VK: I think so; I hope so. I hope it’s not going to turn into Sealand.
DV: The problem with the approach of Sealand is that it’s a single-issue approach. Larger issues of infrastructure and governance are not taken into account.
Another recent project of ours is Nulpunt, a proposal freedom of information website, initiated and developed together with the artists Jonas Staal. Nulpunt works like a combination between Twitter and WikiLeaks; FOIA database documents can be annotated, shared, and broadcasted by users. IMMI is helping with that as well, but their condition for involvement is that all the code should be open. That’s how they work — it’s an island, a fortress, but its code is open.
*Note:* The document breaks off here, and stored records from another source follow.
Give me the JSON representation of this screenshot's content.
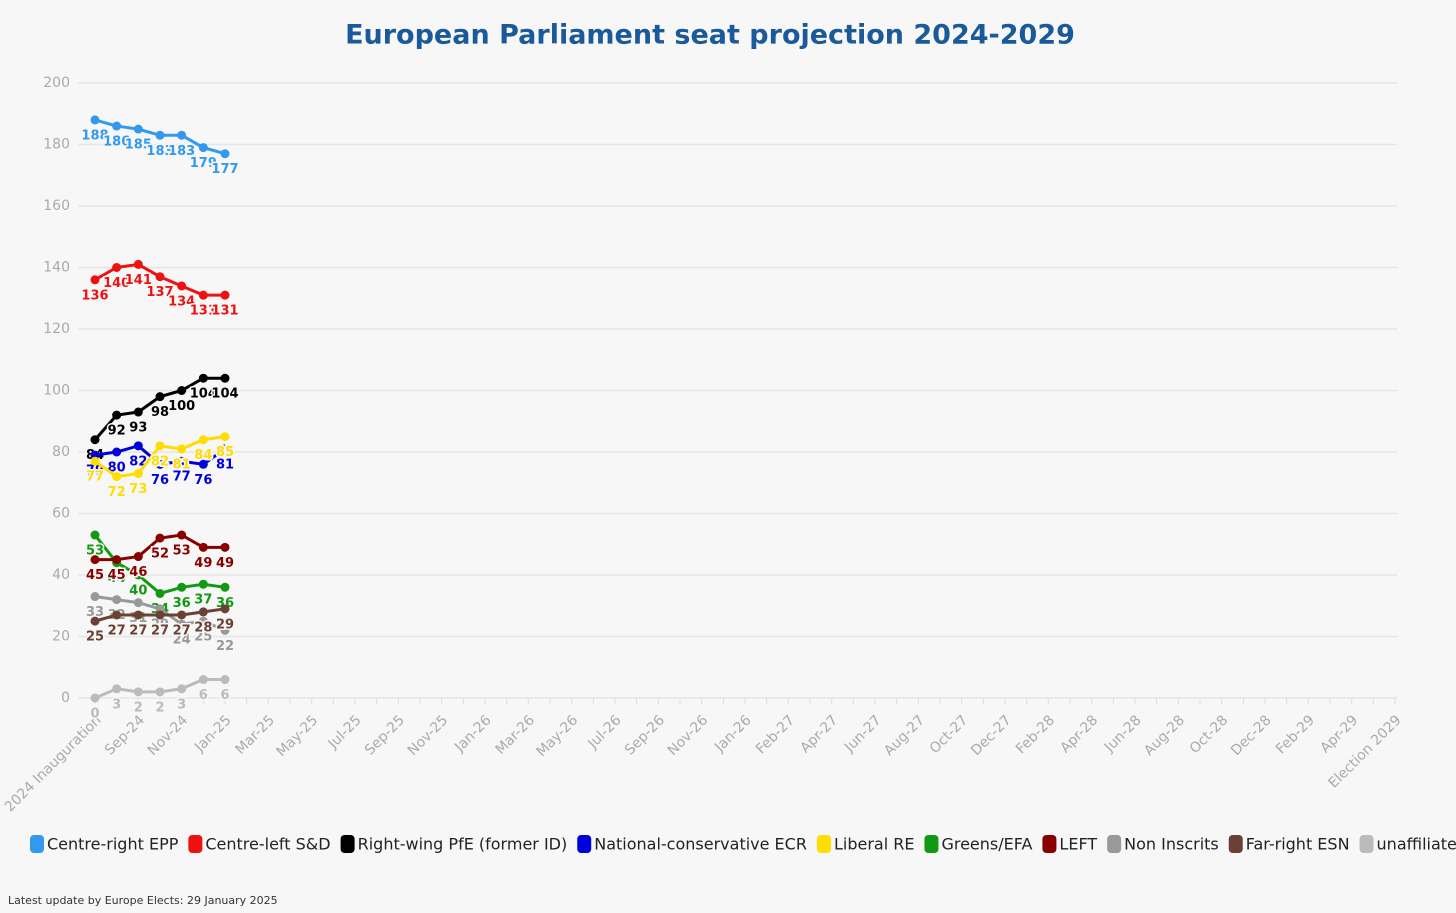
{
  "chart_data": {
    "type": "line",
    "title": "European Parliament seat projection 2024-2029",
    "footnote": "Latest update by Europe Elects: 29 January 2025",
    "categories": [
      "2024 Inauguration",
      null,
      "Sep-24",
      null,
      "Nov-24",
      null,
      "Jan-25",
      null,
      "Mar-25",
      null,
      "May-25",
      null,
      "Jul-25",
      null,
      "Sep-25",
      null,
      "Nov-25",
      null,
      "Jan-26",
      null,
      "Mar-26",
      null,
      "May-26",
      null,
      "Jul-26",
      null,
      "Sep-26",
      null,
      "Nov-26",
      null,
      "Jan-26",
      null,
      "Feb-27",
      null,
      "Apr-27",
      null,
      "Jun-27",
      null,
      "Aug-27",
      null,
      "Oct-27",
      null,
      "Dec-27",
      null,
      "Feb-28",
      null,
      "Apr-28",
      null,
      "Jun-28",
      null,
      "Aug-28",
      null,
      "Oct-28",
      null,
      "Dec-28",
      null,
      "Feb-29",
      null,
      "Apr-29",
      null,
      "Election 2029"
    ],
    "ylim": [
      0,
      200
    ],
    "yticks": [
      0,
      20,
      40,
      60,
      80,
      100,
      120,
      140,
      160,
      180,
      200
    ],
    "grid": true,
    "series": [
      {
        "name": "Centre-right EPP",
        "color": "#3399ee",
        "values": [
          188,
          186,
          185,
          183,
          183,
          179,
          177,
          null,
          null,
          null,
          null,
          null,
          null,
          null,
          null,
          null,
          null,
          null,
          null,
          null,
          null,
          null,
          null,
          null,
          null,
          null,
          null,
          null,
          null,
          null,
          null,
          null,
          null,
          null,
          null,
          null,
          null,
          null,
          null,
          null,
          null,
          null,
          null,
          null,
          null,
          null,
          null,
          null,
          null,
          null,
          null,
          null,
          null,
          null,
          null,
          null,
          null,
          null,
          null,
          null,
          null
        ]
      },
      {
        "name": "Centre-left S&D",
        "color": "#ee1111",
        "values": [
          136,
          140,
          141,
          137,
          134,
          131,
          131,
          null,
          null,
          null,
          null,
          null,
          null,
          null,
          null,
          null,
          null,
          null,
          null,
          null,
          null,
          null,
          null,
          null,
          null,
          null,
          null,
          null,
          null,
          null,
          null,
          null,
          null,
          null,
          null,
          null,
          null,
          null,
          null,
          null,
          null,
          null,
          null,
          null,
          null,
          null,
          null,
          null,
          null,
          null,
          null,
          null,
          null,
          null,
          null,
          null,
          null,
          null,
          null,
          null,
          null
        ]
      },
      {
        "name": "Right-wing PfE (former ID)",
        "color": "#000000",
        "values": [
          84,
          92,
          93,
          98,
          100,
          104,
          104,
          null,
          null,
          null,
          null,
          null,
          null,
          null,
          null,
          null,
          null,
          null,
          null,
          null,
          null,
          null,
          null,
          null,
          null,
          null,
          null,
          null,
          null,
          null,
          null,
          null,
          null,
          null,
          null,
          null,
          null,
          null,
          null,
          null,
          null,
          null,
          null,
          null,
          null,
          null,
          null,
          null,
          null,
          null,
          null,
          null,
          null,
          null,
          null,
          null,
          null,
          null,
          null,
          null,
          null
        ]
      },
      {
        "name": "National-conservative ECR",
        "color": "#0000dd",
        "values": [
          79,
          80,
          82,
          76,
          77,
          76,
          81,
          null,
          null,
          null,
          null,
          null,
          null,
          null,
          null,
          null,
          null,
          null,
          null,
          null,
          null,
          null,
          null,
          null,
          null,
          null,
          null,
          null,
          null,
          null,
          null,
          null,
          null,
          null,
          null,
          null,
          null,
          null,
          null,
          null,
          null,
          null,
          null,
          null,
          null,
          null,
          null,
          null,
          null,
          null,
          null,
          null,
          null,
          null,
          null,
          null,
          null,
          null,
          null,
          null,
          null
        ]
      },
      {
        "name": "Liberal RE",
        "color": "#ffdd00",
        "values": [
          77,
          72,
          73,
          82,
          81,
          84,
          85,
          null,
          null,
          null,
          null,
          null,
          null,
          null,
          null,
          null,
          null,
          null,
          null,
          null,
          null,
          null,
          null,
          null,
          null,
          null,
          null,
          null,
          null,
          null,
          null,
          null,
          null,
          null,
          null,
          null,
          null,
          null,
          null,
          null,
          null,
          null,
          null,
          null,
          null,
          null,
          null,
          null,
          null,
          null,
          null,
          null,
          null,
          null,
          null,
          null,
          null,
          null,
          null,
          null,
          null
        ]
      },
      {
        "name": "Greens/EFA",
        "color": "#119911",
        "values": [
          53,
          44,
          40,
          34,
          36,
          37,
          36,
          null,
          null,
          null,
          null,
          null,
          null,
          null,
          null,
          null,
          null,
          null,
          null,
          null,
          null,
          null,
          null,
          null,
          null,
          null,
          null,
          null,
          null,
          null,
          null,
          null,
          null,
          null,
          null,
          null,
          null,
          null,
          null,
          null,
          null,
          null,
          null,
          null,
          null,
          null,
          null,
          null,
          null,
          null,
          null,
          null,
          null,
          null,
          null,
          null,
          null,
          null,
          null,
          null,
          null
        ]
      },
      {
        "name": "LEFT",
        "color": "#880000",
        "values": [
          45,
          45,
          46,
          52,
          53,
          49,
          49,
          null,
          null,
          null,
          null,
          null,
          null,
          null,
          null,
          null,
          null,
          null,
          null,
          null,
          null,
          null,
          null,
          null,
          null,
          null,
          null,
          null,
          null,
          null,
          null,
          null,
          null,
          null,
          null,
          null,
          null,
          null,
          null,
          null,
          null,
          null,
          null,
          null,
          null,
          null,
          null,
          null,
          null,
          null,
          null,
          null,
          null,
          null,
          null,
          null,
          null,
          null,
          null,
          null,
          null
        ]
      },
      {
        "name": "Non Inscrits",
        "color": "#999999",
        "values": [
          33,
          32,
          31,
          29,
          24,
          25,
          22,
          null,
          null,
          null,
          null,
          null,
          null,
          null,
          null,
          null,
          null,
          null,
          null,
          null,
          null,
          null,
          null,
          null,
          null,
          null,
          null,
          null,
          null,
          null,
          null,
          null,
          null,
          null,
          null,
          null,
          null,
          null,
          null,
          null,
          null,
          null,
          null,
          null,
          null,
          null,
          null,
          null,
          null,
          null,
          null,
          null,
          null,
          null,
          null,
          null,
          null,
          null,
          null,
          null,
          null
        ]
      },
      {
        "name": "Far-right ESN",
        "color": "#6b4035",
        "values": [
          25,
          27,
          27,
          27,
          27,
          28,
          29,
          null,
          null,
          null,
          null,
          null,
          null,
          null,
          null,
          null,
          null,
          null,
          null,
          null,
          null,
          null,
          null,
          null,
          null,
          null,
          null,
          null,
          null,
          null,
          null,
          null,
          null,
          null,
          null,
          null,
          null,
          null,
          null,
          null,
          null,
          null,
          null,
          null,
          null,
          null,
          null,
          null,
          null,
          null,
          null,
          null,
          null,
          null,
          null,
          null,
          null,
          null,
          null,
          null,
          null
        ]
      },
      {
        "name": "unaffiliated",
        "color": "#bbbbbb",
        "values": [
          0,
          3,
          2,
          2,
          3,
          6,
          6,
          null,
          null,
          null,
          null,
          null,
          null,
          null,
          null,
          null,
          null,
          null,
          null,
          null,
          null,
          null,
          null,
          null,
          null,
          null,
          null,
          null,
          null,
          null,
          null,
          null,
          null,
          null,
          null,
          null,
          null,
          null,
          null,
          null,
          null,
          null,
          null,
          null,
          null,
          null,
          null,
          null,
          null,
          null,
          null,
          null,
          null,
          null,
          null,
          null,
          null,
          null,
          null,
          null,
          null
        ]
      }
    ]
  }
}
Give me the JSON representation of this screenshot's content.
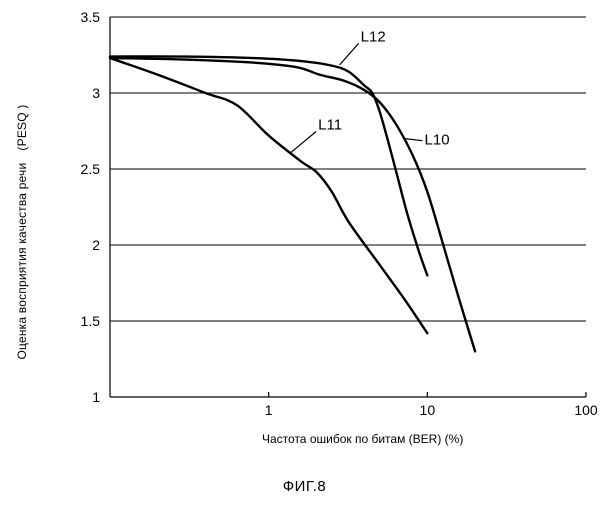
{
  "figure": {
    "caption": "ФИГ.8"
  },
  "chart_data": {
    "type": "line",
    "xlabel": "Частота ошибок по битам (BER) (%)",
    "ylabel": "Оценка восприятия качества речи",
    "ylabel_unit": "(PESQ )",
    "xscale": "log",
    "xlim": [
      0.1,
      100
    ],
    "ylim": [
      1,
      3.5
    ],
    "xticks": [
      {
        "value": 1,
        "label": "1"
      },
      {
        "value": 10,
        "label": "10"
      },
      {
        "value": 100,
        "label": "100"
      }
    ],
    "yticks": [
      {
        "value": 1,
        "label": "1"
      },
      {
        "value": 1.5,
        "label": "1.5"
      },
      {
        "value": 2,
        "label": "2"
      },
      {
        "value": 2.5,
        "label": "2.5"
      },
      {
        "value": 3,
        "label": "3"
      },
      {
        "value": 3.5,
        "label": "3.5"
      }
    ],
    "grid": "horizontal",
    "series": [
      {
        "name": "L10",
        "points": [
          [
            0.1,
            3.23
          ],
          [
            0.3,
            3.22
          ],
          [
            0.8,
            3.2
          ],
          [
            1.5,
            3.17
          ],
          [
            2.1,
            3.12
          ],
          [
            3.0,
            3.08
          ],
          [
            4.0,
            3.02
          ],
          [
            5.0,
            2.94
          ],
          [
            6.3,
            2.8
          ],
          [
            8.0,
            2.6
          ],
          [
            10.0,
            2.35
          ],
          [
            12.6,
            2.0
          ],
          [
            15.8,
            1.65
          ],
          [
            20.0,
            1.3
          ]
        ]
      },
      {
        "name": "L11",
        "points": [
          [
            0.1,
            3.23
          ],
          [
            0.2,
            3.12
          ],
          [
            0.4,
            3.0
          ],
          [
            0.63,
            2.92
          ],
          [
            1.0,
            2.72
          ],
          [
            1.6,
            2.55
          ],
          [
            2.0,
            2.48
          ],
          [
            2.5,
            2.35
          ],
          [
            3.2,
            2.15
          ],
          [
            5.0,
            1.87
          ],
          [
            7.1,
            1.65
          ],
          [
            10.0,
            1.42
          ]
        ]
      },
      {
        "name": "L12",
        "points": [
          [
            0.1,
            3.24
          ],
          [
            0.3,
            3.24
          ],
          [
            0.8,
            3.23
          ],
          [
            1.6,
            3.21
          ],
          [
            2.5,
            3.18
          ],
          [
            3.2,
            3.14
          ],
          [
            4.0,
            3.05
          ],
          [
            4.5,
            3.0
          ],
          [
            5.0,
            2.88
          ],
          [
            5.6,
            2.7
          ],
          [
            6.3,
            2.5
          ],
          [
            7.5,
            2.2
          ],
          [
            8.9,
            1.95
          ],
          [
            10.0,
            1.8
          ]
        ]
      }
    ],
    "annotations": [
      {
        "text": "L12",
        "x": 3.8,
        "y": 3.34
      },
      {
        "text": "L11",
        "x": 2.05,
        "y": 2.76
      },
      {
        "text": "L10",
        "x": 9.6,
        "y": 2.66
      }
    ]
  }
}
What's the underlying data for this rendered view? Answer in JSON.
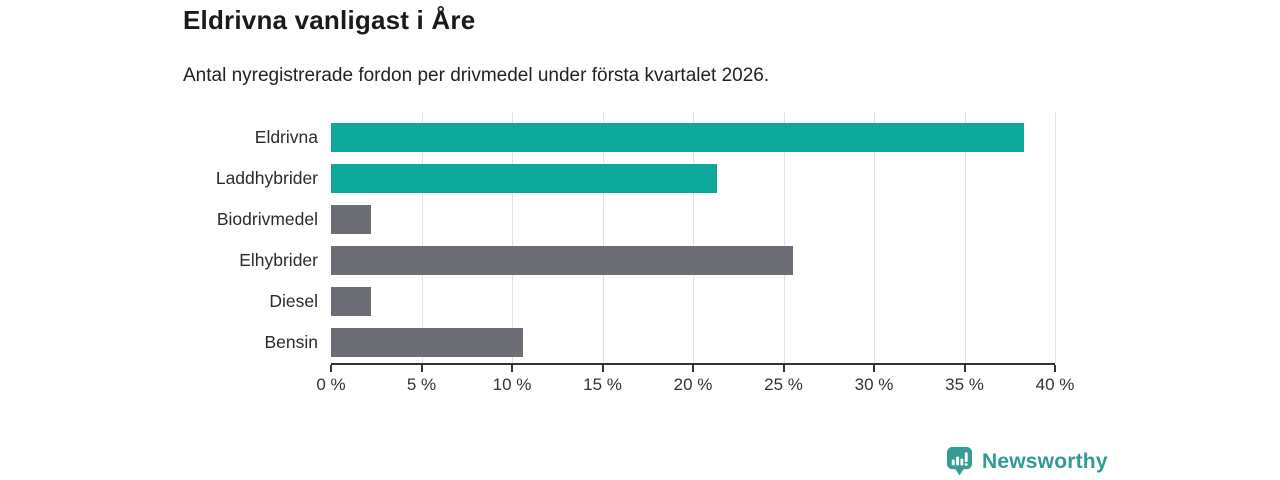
{
  "header": {
    "title": "Eldrivna vanligast i Åre",
    "subtitle": "Antal nyregistrerade fordon per drivmedel under första kvartalet 2026."
  },
  "chart_data": {
    "type": "bar",
    "orientation": "horizontal",
    "title": "Eldrivna vanligast i Åre",
    "subtitle": "Antal nyregistrerade fordon per drivmedel under första kvartalet 2026.",
    "categories": [
      "Eldrivna",
      "Laddhybrider",
      "Biodrivmedel",
      "Elhybrider",
      "Diesel",
      "Bensin"
    ],
    "values": [
      38.3,
      21.3,
      2.2,
      25.5,
      2.2,
      10.6
    ],
    "unit": "%",
    "xlim": [
      0,
      40
    ],
    "x_ticks": [
      0,
      5,
      10,
      15,
      20,
      25,
      30,
      35,
      40
    ],
    "x_tick_labels": [
      "0 %",
      "5 %",
      "10 %",
      "15 %",
      "20 %",
      "25 %",
      "30 %",
      "35 %",
      "40 %"
    ],
    "bar_colors": [
      "#0ca89a",
      "#0ca89a",
      "#6d6d75",
      "#6d6d75",
      "#6d6d75",
      "#6d6d75"
    ],
    "highlight_color": "#0ca89a",
    "default_color": "#6d6d75",
    "grid": true,
    "gridline_color": "#e2e2e2",
    "axis_color": "#333333",
    "legend": null
  },
  "footer": {
    "brand": "Newsworthy",
    "brand_color": "#2f9b93"
  }
}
KC: How does Metahaven approach social media? I was curious as to how you guys think of that in relation to the published work you do or the art exhibitions that you do.
VK: In 2006, we had a website which was basically all pop-ups and structurally resembled the shape of Sealand. We got so much criticism for it, as it was incredibly user non-friendly. So we took that offline and made a single web page. And of course, a bunch of people started emailing us saying that they wanted the old site back even though they hated it before. Then we fell onto Tumblr. We’ve been using it also as a publishing platform, publishing longer texts and interviews. We’re not on Facebook, but we like Twitter.
KC: It seems to also reflect that whole idea of disseminating information: It just flows organically through a network or a system.
DV: Yeah, Twitter’s great, Tumblr’s great. Tumblr is also a way to publish stuff that’s not so completely well-conceived. You have an idea and you just put it on Tumblr. We had one “meme” on Tumblr that got a lot of likes, which we called “A definition of Now.” It was a hashtag-like cross that combined “S.O.S.” and “L.O.L.” We have used this with our students to explain Twitter, because, as the saying goes, bad news spreads on Twitter, and good news on Facebook.
Metahaven: Islands in the Cloud runs at MoMA PS1 (22-25 Jackson Ave, Long Island City, Queens) through April 1.